Instructor: Chris Harvey
Instructor phones: 301-405-2796 (work office); 301-314-2696 (new-media lab)
Instructor e-mail: charvey@jmail.umd.edu or harvey.familyup@gmail.com
Office hours: By appointment.

Bureau hours: TuTh, 9 a.m. to 5 p.m., for JOUR 353, advanced multimedia reporting and writing; and for JOUR 355, multimedia editing and production. You will work in the new-media lab, Room 3210 Knight Hall, and work alongside graduate students taking JOUR 655, the graduate Multimedia News Bureau semester.

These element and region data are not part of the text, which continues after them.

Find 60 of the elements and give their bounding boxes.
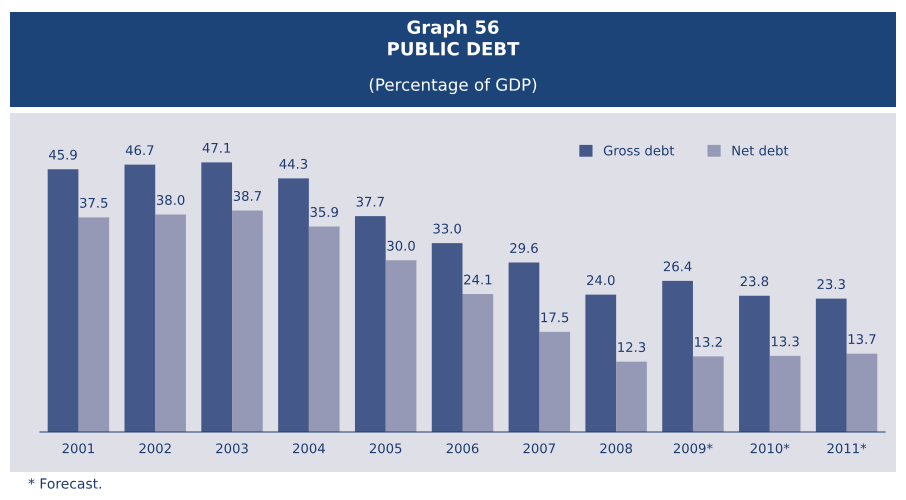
- bar: [155, 214, 186, 432]
- chart-title: Graph 56 PUBLIC DEBT: [388, 20, 520, 56]
- bar: [48, 169, 78, 432]
- bar: [662, 280, 693, 432]
- data-label: 12.3: [618, 342, 646, 352]
- x-tick-label: 2001: [62, 443, 94, 454]
- bar: [692, 356, 724, 432]
- bar: [354, 216, 386, 432]
- x-tick-label: 2005: [370, 443, 402, 454]
- data-label: 44.3: [279, 158, 308, 169]
- data-label: 26.4: [664, 261, 692, 272]
- bar: [846, 354, 878, 432]
- x-tick-label: 2010*: [750, 443, 790, 454]
- x-tick-label: 2004: [293, 443, 325, 454]
- bar: [386, 260, 416, 432]
- data-label: 13.2: [695, 336, 722, 347]
- bar: [616, 362, 647, 432]
- data-label: 33.0: [433, 224, 461, 234]
- data-label: 35.9: [310, 206, 338, 217]
- x-tick-label: 2006: [446, 443, 478, 454]
- data-label: 24.0: [587, 275, 615, 286]
- bar: [770, 356, 800, 432]
- legend-label: Gross debt: [604, 145, 674, 156]
- data-label: 13.3: [772, 336, 799, 346]
- bar: [508, 262, 540, 432]
- x-tick-label: 2003: [216, 443, 248, 454]
- x-tick-label: 2002: [139, 443, 171, 454]
- data-label: 47.1: [202, 143, 230, 153]
- bar: [462, 294, 494, 432]
- x-tick-label: 2009*: [674, 443, 713, 454]
- bar: [232, 210, 263, 432]
- data-label: 29.6: [510, 243, 538, 254]
- bar: [124, 164, 156, 432]
- x-tick-label: 2007: [523, 443, 555, 454]
- bar: [739, 296, 770, 432]
- data-label: 23.8: [740, 276, 768, 286]
- data-label: 30.0: [387, 240, 415, 251]
- x-tick-label: 2011*: [827, 443, 866, 454]
- bar: [539, 332, 570, 432]
- data-label: 13.7: [848, 334, 876, 344]
- data-label: 38.7: [234, 190, 261, 201]
- data-label: 37.7: [356, 196, 384, 207]
- data-label: 17.5: [541, 312, 568, 322]
- bar: [78, 217, 110, 432]
- legend-label: Net debt: [732, 145, 788, 156]
- data-label: 24.1: [464, 274, 492, 284]
- data-label: 37.5: [80, 198, 108, 208]
- bar: [432, 243, 462, 432]
- bar: [816, 298, 847, 432]
- data-label: 46.7: [126, 145, 154, 156]
- bar: [308, 226, 340, 432]
- text: * Forecast.: [28, 478, 102, 489]
- chart-subtitle: (Percentage of GDP): [370, 78, 536, 94]
- data-label: 23.3: [818, 279, 845, 290]
- bar: [585, 294, 616, 432]
- bar: [201, 162, 232, 432]
- data-label: 45.9: [49, 150, 77, 160]
- data-label: 38.0: [156, 194, 184, 205]
- x-tick-label: 2008: [600, 443, 632, 454]
- bar: [278, 178, 309, 432]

Welcome to the staff of the online newsmagazine, Maryland Newsline --which will be undergoing a name-change and re-design this semester, as we move to a content management back-end and work even more closely with the other three news bureaus. JOUR 353 and 355 are a six-credit package of classes designed to give students hands-on experience on an online newsmagazine. Undergrads may take the courses together or individually. 

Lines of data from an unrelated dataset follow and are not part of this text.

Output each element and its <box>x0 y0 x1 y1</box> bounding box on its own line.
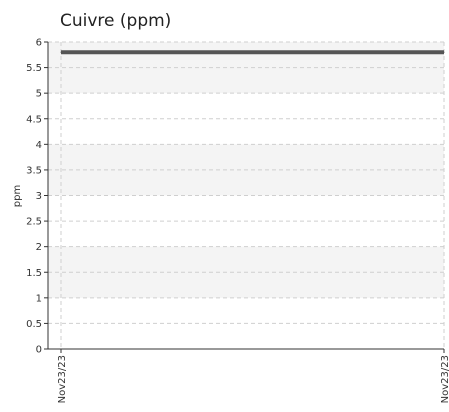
series-layer <box>60 50 445 55</box>
x-tick-label: Nov23/23 <box>440 355 449 403</box>
y-tick-label: 5.5 <box>26 63 42 74</box>
x-tick-label: Nov23/23 <box>57 355 68 403</box>
y-tick-label: 3 <box>36 191 42 202</box>
y-tick-labels: 0 0.5 1 1.5 2 2.5 3 3.5 4 4.5 5 5.5 6 <box>26 38 42 356</box>
y-tick-label: 4.5 <box>26 114 42 125</box>
y-tick-label: 2.5 <box>26 217 42 228</box>
data-point <box>443 51 445 53</box>
y-axis-label: ppm <box>12 185 23 207</box>
y-tick-label: 1.5 <box>26 268 42 279</box>
y-tick-label: 1 <box>36 293 42 304</box>
chart-title: Cuivre (ppm) <box>60 11 171 31</box>
y-tick-label: 0.5 <box>26 319 42 330</box>
data-point <box>60 51 62 53</box>
y-tick-label: 4 <box>36 140 42 151</box>
y-tick-label: 2 <box>36 242 42 253</box>
y-tick-label: 0 <box>36 345 42 356</box>
axes <box>44 41 445 353</box>
y-tick-label: 6 <box>36 38 42 49</box>
x-tick-labels: Nov23/23 Nov23/23 <box>57 355 449 403</box>
y-tick-label: 5 <box>36 89 42 100</box>
grid-lines <box>48 41 445 350</box>
y-tick-label: 3.5 <box>26 165 42 176</box>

Students taking JOUR 355 work as online producers, editors, researchers and special report builders. They watch the CNS wires for key text and video stories and write concise briefs, headlines, photo captions and Web links to package or highlight the work of colleagues in the print and TV bureaus. Good news judgment is critical in story choices. They also edit audio and video. They create interactive quizzes, polls, google map mashups and other interactive visuals. And they build special reports, to package Web, print and TV stories and photos by topic. New-media students will be in close contact with the students and bureau directors working in Annapolis and Washington and in our broadcast studio at Tawes theater on campus.

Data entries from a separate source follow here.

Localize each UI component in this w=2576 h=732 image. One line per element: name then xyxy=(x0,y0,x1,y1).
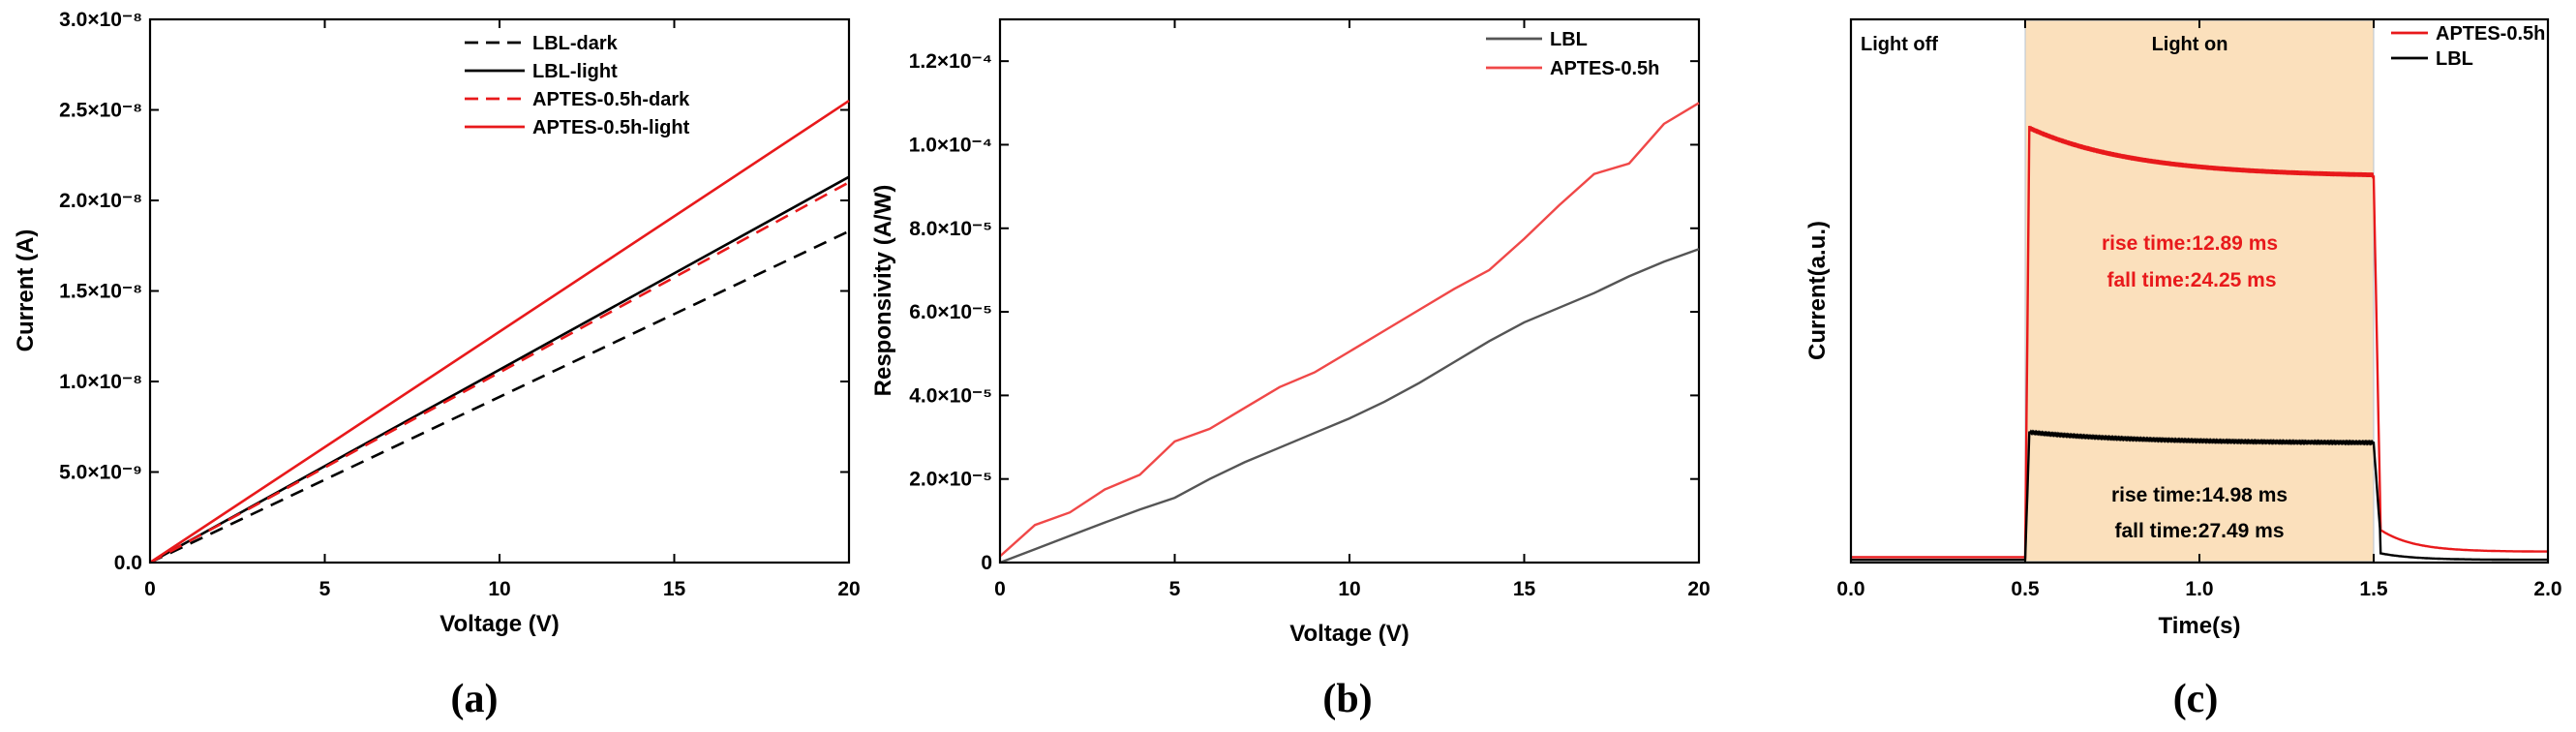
y-tick-label-b: 6.0×10⁻⁵ xyxy=(909,301,992,323)
y-tick-label-b: 8.0×10⁻⁵ xyxy=(909,218,992,240)
y-tick-label-b: 2.0×10⁻⁵ xyxy=(909,469,992,491)
panel-label-b: (b) xyxy=(1322,677,1372,721)
legend-b: LBL APTES-0.5h xyxy=(1486,29,1659,79)
y-axis-label-b: Responsivity (A/W) xyxy=(870,185,896,397)
annotation-aptes-fall: fall time:24.25 ms xyxy=(2106,269,2276,291)
chart-panel-c: 0.0 0.5 1.0 1.5 2.0 Light off Light on rise … xyxy=(1804,17,2562,721)
y-tick-label-a: 0.0 xyxy=(114,552,142,574)
legend-label: LBL xyxy=(2436,48,2473,70)
x-tick-label-b: 20 xyxy=(1687,578,1710,600)
y-tick-label-b: 0 xyxy=(981,552,992,574)
light-on-region xyxy=(2024,19,2375,563)
y-axis-label-a: Current (A) xyxy=(13,229,39,352)
panel-label-a: (a) xyxy=(451,677,499,721)
y-tick-label-b: 1.0×10⁻⁴ xyxy=(909,134,992,156)
series-line-lbl-light xyxy=(149,175,850,564)
x-tick-label-c: 1.5 xyxy=(2359,578,2388,600)
x-tick-label-c: 0.5 xyxy=(2011,578,2040,600)
y-tick-label-a: 5.0×10⁻⁹ xyxy=(59,462,142,484)
annotation-aptes-rise: rise time:12.89 ms xyxy=(2102,232,2278,255)
x-tick-label-b: 10 xyxy=(1338,578,1360,600)
x-tick-label-c: 1.0 xyxy=(2185,578,2213,600)
x-tick-label-c: 2.0 xyxy=(2533,578,2561,600)
legend-label: LBL-dark xyxy=(532,33,619,54)
y-axis-label-c: Current(a.u.) xyxy=(1804,221,1831,360)
x-tick-label-a: 20 xyxy=(837,578,860,600)
chart-panel-b: 0 5 10 15 20 0 2.0×10⁻⁵ 4.0×10⁻⁵ 6.0×10⁻⁵ 8.0×10… xyxy=(870,17,1711,721)
plot-area-b xyxy=(998,17,1701,564)
x-axis-label-b: Voltage (V) xyxy=(1289,621,1409,647)
region-label-light-off: Light off xyxy=(1861,34,1938,55)
series-line-lbl-dark xyxy=(149,229,850,564)
legend-label: LBL xyxy=(1550,29,1588,50)
legend-label: APTES-0.5h xyxy=(2436,23,2545,45)
x-axis-label-a: Voltage (V) xyxy=(439,611,560,637)
x-axis-label-c: Time(s) xyxy=(2159,613,2241,639)
legend-a: LBL-dark LBL-light APTES-0.5h-dark APTES-0.… xyxy=(465,33,690,138)
y-tick-label-a: 2.5×10⁻⁸ xyxy=(59,100,142,122)
x-tick-label-c: 0.0 xyxy=(1836,578,1864,600)
annotation-lbl-fall: fall time:27.49 ms xyxy=(2114,520,2284,542)
annotation-lbl-rise: rise time:14.98 ms xyxy=(2111,484,2288,506)
series-line-aptes-0-5h-light xyxy=(149,100,850,564)
y-tick-label-a: 3.0×10⁻⁸ xyxy=(59,9,142,31)
legend-label: LBL-light xyxy=(532,61,618,82)
legend-label: APTES-0.5h-dark xyxy=(532,89,690,110)
y-tick-label-b: 4.0×10⁻⁵ xyxy=(909,384,992,407)
chart-panel-a: 0 5 10 15 20 0.0 5.0×10⁻⁹ 1.0×10⁻⁸ 1.5×10⁻⁸ 2.0×… xyxy=(13,9,861,721)
x-tick-label-a: 10 xyxy=(488,578,510,600)
plot-area-a xyxy=(148,17,851,564)
legend-label: APTES-0.5h-light xyxy=(532,117,690,138)
x-tick-label-b: 0 xyxy=(994,578,1006,600)
region-label-light-on: Light on xyxy=(2152,34,2228,55)
x-tick-label-b: 15 xyxy=(1513,578,1536,600)
legend-label: APTES-0.5h xyxy=(1550,58,1659,79)
series-line-aptes-0-5h xyxy=(999,102,1700,558)
series-line-lbl xyxy=(1851,429,2548,562)
legend-c: APTES-0.5h LBL xyxy=(2391,23,2545,70)
y-tick-label-a: 1.0×10⁻⁸ xyxy=(59,371,142,393)
x-tick-label-a: 15 xyxy=(663,578,686,600)
y-tick-label-b: 1.2×10⁻⁴ xyxy=(909,50,992,73)
y-tick-label-a: 2.0×10⁻⁸ xyxy=(59,190,142,212)
series-line-aptes-0-5h xyxy=(1851,125,2548,559)
series-line-lbl xyxy=(999,248,1700,564)
x-tick-label-a: 5 xyxy=(319,578,331,600)
panel-label-c: (c) xyxy=(2173,677,2219,721)
x-tick-label-a: 0 xyxy=(144,578,156,600)
y-tick-label-a: 1.5×10⁻⁸ xyxy=(59,281,142,303)
x-tick-label-b: 5 xyxy=(1169,578,1181,600)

Students taking JOUR 353 will chiefly be reporting and writing original multimedia stories and interactive features, but they will also do some Web research, production and page updates.

I'll be asking students in both groups to think beyond straight-text presentations and to consider nonlinear, interactive and multimedia writing forms.

You should treat your time here as you would time spent at an off-campus internship. This means calling in to alert me if you're too sick to work, or if you've been delayed due to car trouble. It also means dressing professionally, since you may sometimes have to go out on unexpected assignments. This means no blue jeans, T-shirts or tennis shoes.

All of your work will be closely supervised by me. For many reasons, including the need to avoid potential libel suits, nothing will go out live on the site unless I (or one of the other bureau directors or deans in my absence) have had a chance to edit it. 

Although you'll be tackling serious jobs, and you'll be working hard, it's important to me that we have fun while we work and learn from each other. 

Our goal will be to provide lively updates, news packages and interactive and multimedia features each week for our online sites, which include the Bay Beat.

I'm hoping Newsline will be routinely read by legislators, lobbyists, political junkies and activists, and by some Marylanders (and college students) with more than a passing interest in politics and public policy. So let's try to make it compelling and fun, so they'll want to repeatedly return.